China continues to provide a risk-off tone

Asia has started the week with a risk-off tone and US futures would probably be down more than 0.1% if Japan hadn’t been closed for Children’s Day.

USD/JPY has broken through recent support at the 102 level and has chewed through a good level of bids, despite it being a national holiday in Japan. As argued last week, the BoJ are treading on thin ice at present and need to be sure about the economy if they are going to exposure the JPY to short-term upside risk. Comments from the bank today that the private sector economists are underestimating the strength of the economy perhaps have added to the buying of the JPY.

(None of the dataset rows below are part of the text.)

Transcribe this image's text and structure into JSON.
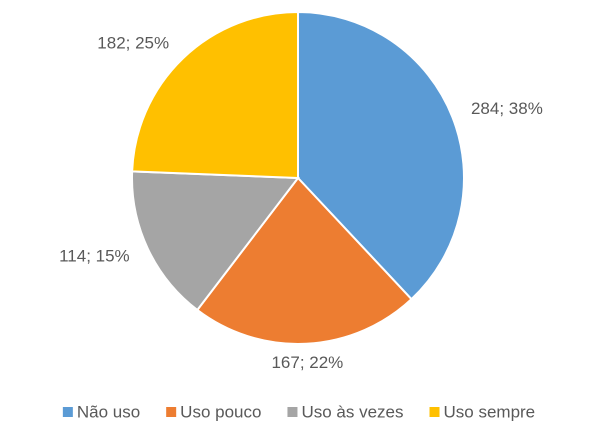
{
  "chart_data": {
    "type": "pie",
    "categories": [
      "Não uso",
      "Uso pouco",
      "Uso às vezes",
      "Uso sempre"
    ],
    "values": [
      284,
      167,
      114,
      182
    ],
    "value_labels": [
      "284; 38%",
      "167; 22%",
      "114; 15%",
      "182; 25%"
    ],
    "colors": [
      "#5b9bd5",
      "#ed7d31",
      "#a5a5a5",
      "#ffc000"
    ],
    "legend": "bottom"
  }
}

Fridays US payrolls were mixed, although had you told me the US 10-year bond would be lower despite the strong headline payrolls print, with revisions to the prior month, I’d find it hard to believe. Still, it seems the pessimists had the upper hand and the flat earnings growth and 806,000 decline in the labour force (leaving the jobs market with the lowest participation rate since 1978) saw a big turnabout in the treasury market and subsequently money flowed out of the USD and the S&P 500. The year’s low, and bottom of the multi-month range (on the US 10-year bonds) of 2.56% needs to hold or we could see a bigger move lower in the S&P 500. However it seems the idea of low inflation and good headline job creation should keep things relatively stable for now.

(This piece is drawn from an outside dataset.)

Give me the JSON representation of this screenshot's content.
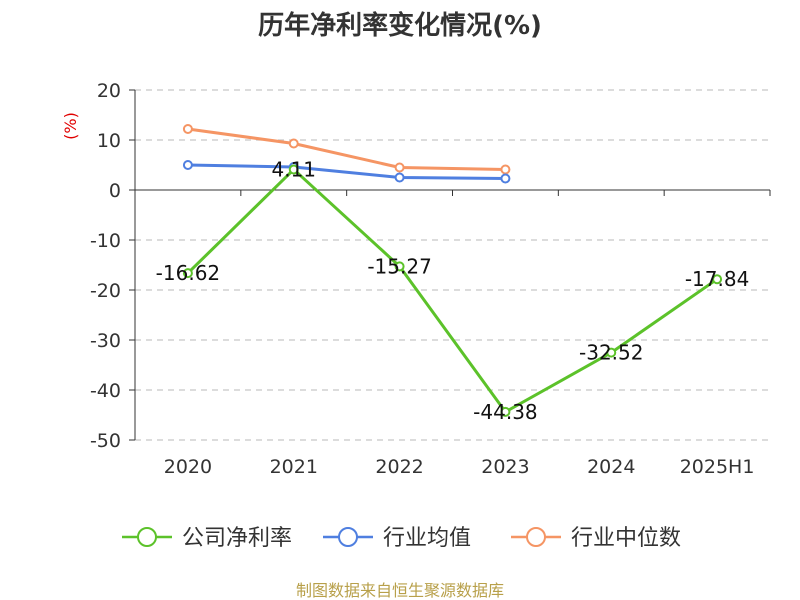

Chinese equities finding good selling activity

China has been sold off fairly aggressively today, with the CSI 300 falling 1.1%. The HSBC PMI print fell to 48.1 in April, which has widely been talked about as the key reasoning behind the selling. There has been a number of interesting comments that have been pushed through the local media, especially one article suggesting the property market in tier-one cities is not doing much better than smaller cities.

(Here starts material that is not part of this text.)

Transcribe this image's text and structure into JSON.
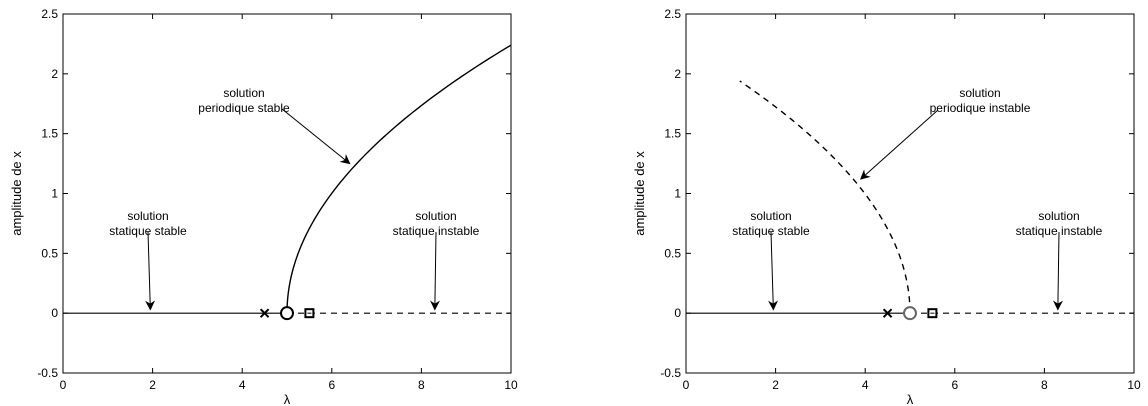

There were also headlines that authorities see reserve ratio requirements as high relative to developed markets but this should not shock anyone, although the timing of the comments seems interesting, especially ahead of this week’s CPI, trade balance and financing data. Certainly comments from finance minister Lou Jiwei that China won’t undertake a large stimulus in the short-term, seems to push back on building expectations and as said before unless employment really looks under threat will the Chinese authorities really turn on the stimulus. Recall their bias right now is still to deleverage, slowly but surely.

In Australia the ASX 200 found sellers after the unwind, although good gains in the materials space has supported. Record Port Hedland iron ore shipments and a higher ore price on Friday seems to have helped. Westpac (WBC) has taken some wind out of the markets sails and traders have learnt once again that you can beat cash earnings, but there are many other factors at play and when the market has priced in a good number they really need to bring their A-game and beat on a number of metrics and give a sense that you can even on 14.5x forward earnings there is room to run. In fairness there has been a ramp up in corporate news with Aquila and Bendigo Bank also getting headlines. There still seems like opportunity both from the long and short side, regardless of the lack of volatility on an index level.

IG clients positioned for downside

Europe looks set to open marginally lower today, with the UK off for May Day holiday. Traders will focus on services ISM report out of the US, which is expected to continue the trend of improving US data. We also get economic forecasts from the EU, while ECB member Mersch speaks and his comments will be interesting ahead of the key event risk this week, in the ECB meeting. Certainly the market has been loath to really move currencies around too aggressively today; however there is still a bias from traders to be short, with 87% of all open positions (IG clients) currently short.

I am not so sure we get anything too spectacular from the ECB and would be using weakness in EUR/USD as a buying opportunity. Certainly it seems much more logical that if we do see easing it will take place in June after the June 3 inflation data, while the ECB publish economic forecasts on June 5.